The advice though on the market is that if you want a good cup of coffee you need to do more than buy the machine. I agree that the gains are marginal. With a PC, I can upgrade my ram and the gains might be marginal, but I still have a world of free stuff I can install and tinker on it. Once the espresso machine is built/upgraded then that’s it really. You can only buy more things for it. There is no exploratory afterward to enjoy really.
I don’t agree that a moka pot wouldn’t be enough. Percolation through a moka pot tastes 10 times better than my Gaggia. My Gaggia has no determination when enough is enough, I have to count to 20-25 seconds each time I want a cup. I once accidentally percolated a cup with it by not refilling the resovoir enough. The little water the boiler was able to pump out was pure steam and it was my best cup of coffee I had with the machine, even if it was maybe detrimental to the machine itself.
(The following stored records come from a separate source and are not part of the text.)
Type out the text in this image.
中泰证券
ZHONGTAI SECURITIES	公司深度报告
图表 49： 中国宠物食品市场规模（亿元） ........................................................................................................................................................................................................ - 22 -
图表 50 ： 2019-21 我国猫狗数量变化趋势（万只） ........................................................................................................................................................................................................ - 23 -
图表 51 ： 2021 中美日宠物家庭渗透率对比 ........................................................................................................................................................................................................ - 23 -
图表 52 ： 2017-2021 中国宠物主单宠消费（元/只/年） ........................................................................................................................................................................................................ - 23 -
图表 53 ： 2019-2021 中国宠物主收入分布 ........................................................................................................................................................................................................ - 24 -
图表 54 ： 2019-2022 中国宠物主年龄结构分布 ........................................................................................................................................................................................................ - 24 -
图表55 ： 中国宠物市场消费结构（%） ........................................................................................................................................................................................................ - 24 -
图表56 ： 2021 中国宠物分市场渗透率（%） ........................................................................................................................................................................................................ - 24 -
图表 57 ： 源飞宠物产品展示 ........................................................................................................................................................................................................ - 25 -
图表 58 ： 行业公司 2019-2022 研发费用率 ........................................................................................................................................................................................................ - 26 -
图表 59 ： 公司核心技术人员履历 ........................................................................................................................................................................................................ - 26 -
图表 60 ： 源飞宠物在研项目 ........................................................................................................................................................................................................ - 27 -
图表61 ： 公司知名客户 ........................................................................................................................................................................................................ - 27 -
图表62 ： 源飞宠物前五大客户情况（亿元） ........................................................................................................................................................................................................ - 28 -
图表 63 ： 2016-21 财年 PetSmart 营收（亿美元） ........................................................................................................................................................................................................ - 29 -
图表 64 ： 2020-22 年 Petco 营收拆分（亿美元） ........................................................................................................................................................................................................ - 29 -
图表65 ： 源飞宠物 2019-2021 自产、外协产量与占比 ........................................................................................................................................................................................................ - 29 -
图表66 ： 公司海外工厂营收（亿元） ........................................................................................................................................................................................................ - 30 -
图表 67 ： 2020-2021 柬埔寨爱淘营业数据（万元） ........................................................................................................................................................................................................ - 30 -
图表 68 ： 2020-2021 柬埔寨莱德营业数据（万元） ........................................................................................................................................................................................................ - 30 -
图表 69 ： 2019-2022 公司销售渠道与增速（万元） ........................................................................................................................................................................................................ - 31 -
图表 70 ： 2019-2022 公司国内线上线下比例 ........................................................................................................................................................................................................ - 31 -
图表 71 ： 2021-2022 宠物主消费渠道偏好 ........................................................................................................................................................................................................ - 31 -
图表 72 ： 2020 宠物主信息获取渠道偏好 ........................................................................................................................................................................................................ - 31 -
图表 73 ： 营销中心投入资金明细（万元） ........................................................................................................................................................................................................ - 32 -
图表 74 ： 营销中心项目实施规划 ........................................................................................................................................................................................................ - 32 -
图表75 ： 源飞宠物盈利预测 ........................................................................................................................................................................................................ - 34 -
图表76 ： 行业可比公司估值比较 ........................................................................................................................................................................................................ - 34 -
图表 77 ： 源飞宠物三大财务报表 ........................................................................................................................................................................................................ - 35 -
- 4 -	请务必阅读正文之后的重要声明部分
> The advice though on the market is that if you want a good cup of coffee you need to do more than buy the machine.
The advice from anyone trying to sell you fancy tools and from anyone trying to justify to themselves that they bought fancy tools will always be that you need to buy fancy tools in order to enjoy the product. It is, of course, an obvious fabrication to anyone not inside this loop, and a form of cruelty against someone like you who got burned by it and wants out.
> I agree that the gains are marginal.
Not even marginal. It very very very quickly becomes so far below marginal that neutrinos and putting your left leg into your pants first instead of the right leg will make a more consistent difference, but people will continue to exaggerate differences and insist that you need to spritz the grounds with holy water and give them a back massage first before brewing to make anything halfway palatable.
> Percolation through a moka pot tastes 10 times better
And a moka costs $20 and lasts through a nuclear war.
Nuclear war is unlikely to hit anywhere beans are actually produced. Nobody out there with nukes is like "we gotta wipe out those fuckers in Brazil, Vietnam, Colombia, and Indonesia!"
> I don’t agree that a moka pot wouldn’t be enough
Sure, but a moka pot is not espresso, by the definition of espresso. It is like espresso, sure, but it does not achieve the required pressures to, well, press (hence, espresso) the water through the coffee. That is why I stopped using moka pots.
> The advice though on the market is that if you want a good cup of coffee you need to do more than buy the machine
That may just be your opinion because I honestly don't see any reason to spend more than necessary on espresso, as BugsJustFindMe says.
In short, I want espresso, but I do not want anything past that point, because the gains are marginal.
I didn’t know anything about coffee going in, I still don’t really. So it was easy to fool me. That isn’t my opinion about marginal gains, that was my observation.
I don’t agree that a moka pot wouldn’t be enough. Percolation through a moka pot tastes 10 times better than my Gaggia. My Gaggia has no determination when enough is enough, I have to count to 20-25 seconds each time I want a cup. I once accidentally percolated a cup with it by not refilling the resovoir enough. The little water the boiler was able to pump out was pure steam and it was my best cup of coffee I had with the machine, even if it was maybe detrimental to the machine itself.